Tax filing deadline: Just because you go on extension doesn't mean the IRS doesn't expect payment now.
When it comes to paying taxes, the only thing worse than having to hand over your money is finding out that you overpaid or cost yourself unnecessarily. The best way to avoid forcing yourself into an overpayment situation is to make sure that you have a good understanding of the process, as well as the most economical ways to proceed. Here’s a question we’re frequently asked, as well as an answer designed to help you avoid overpayment:
I’ve heard that there are advantages to delaying paying taxes that are owed, and even to filing later. Is this true?
There are specific rules regarding the payment of taxes, and it is important that you understand them so that you can avoid having to pay a penalty. Taxpayers who owe more than $1,000 during a single tax year are restricted from paying all of it in a lump sum unless that payment is made during the first three months of the year. Payments can be made in two ways: either via payroll withholding administered by your employer or via quarterly estimated payments that you make throughout the course of the year. Taxpayers are permitted to do both, and are expected to make payments that represent either the full amount that was owed for the previous year’s income, or 90 percent of what is earned for the current year – whichever of the two is less. That figure is adjusted to 110 percent of the previous year’s tax burden for those whose adjusted gross income in the previous tax year exceeded or was equal to $150,000.
Payment of those estimated taxes is due on specific dates throughout the year: April 15 (April 18, 2016), June 15, September 15 and January 15. This means that the first quarterly payment for the current year is due on the same day as your completed tax return for the previous tax year.
The Internal Revenue Service does allow a certain amount of flexibility in the quarterly estimated tax payment schedule for those whose incomes are earned in an abbreviated period of time. This allowance has been created to accommodate people who, for example, might not be able to make a payment in April or June because they don’t begin to earn their annual income until August or October.

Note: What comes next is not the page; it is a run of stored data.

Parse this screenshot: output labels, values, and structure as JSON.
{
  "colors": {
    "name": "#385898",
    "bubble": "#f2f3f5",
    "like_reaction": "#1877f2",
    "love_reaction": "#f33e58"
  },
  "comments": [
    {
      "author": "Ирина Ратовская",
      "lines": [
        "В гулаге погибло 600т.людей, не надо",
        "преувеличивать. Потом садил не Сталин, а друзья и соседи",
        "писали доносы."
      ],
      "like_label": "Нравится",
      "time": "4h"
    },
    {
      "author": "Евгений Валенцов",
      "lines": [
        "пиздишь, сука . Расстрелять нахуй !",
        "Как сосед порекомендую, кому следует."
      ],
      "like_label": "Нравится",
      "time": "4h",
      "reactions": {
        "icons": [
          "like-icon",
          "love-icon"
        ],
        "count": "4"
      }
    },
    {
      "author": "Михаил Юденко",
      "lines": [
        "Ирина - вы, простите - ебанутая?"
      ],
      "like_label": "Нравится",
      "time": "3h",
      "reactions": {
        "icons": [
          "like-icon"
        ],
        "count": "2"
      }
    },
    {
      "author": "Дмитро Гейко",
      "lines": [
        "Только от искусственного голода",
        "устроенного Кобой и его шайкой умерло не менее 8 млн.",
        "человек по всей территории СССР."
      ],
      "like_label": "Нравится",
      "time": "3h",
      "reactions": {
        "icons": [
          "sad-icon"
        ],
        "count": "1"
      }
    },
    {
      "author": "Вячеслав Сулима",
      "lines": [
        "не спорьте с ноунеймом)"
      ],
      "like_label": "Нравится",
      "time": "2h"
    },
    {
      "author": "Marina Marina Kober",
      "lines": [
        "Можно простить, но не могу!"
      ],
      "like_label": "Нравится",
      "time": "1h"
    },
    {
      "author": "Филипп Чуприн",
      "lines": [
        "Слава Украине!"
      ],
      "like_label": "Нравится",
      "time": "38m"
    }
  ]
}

If you believe that the amount of tax that you paid falls short of the actual amount that you owe, you are required to calculate the amount of your underpayment using Form 2210, which provides step-by-step instructions to guide you through the process. If you do in fact owe money for taxes you haven’t paid, you need to provide the information about your annualized income on form 2210, Schedule AI, or if you are a farmer you would use the specialize Form 2210F. Payments that should have been made earlier in the year are subject to interest charges, so it makes sense to pay as soon as possible in order to avoid owing more than you need to.
If you are interested in filing for an extension on submitting your tax return, you can avoid having to pay a late filing penalty by filing for the extension prior to the April 18th tax filing deadline. Doing so does not, unfortunately, absolve you of paying penalties on any taxes that you should have paid previously, but didn’t – all it does is give you additional time to get your required paperwork in. The IRS charges interest rates on taxes that are past due that are much higher than the current market rates, making it much more cost effective to submit the taxes due in a timely manner. Delaying payment of your tax liability simply puts off the inevitable and unnecessarily enriches the IRS or your state’s tax department. Get your payments in on time.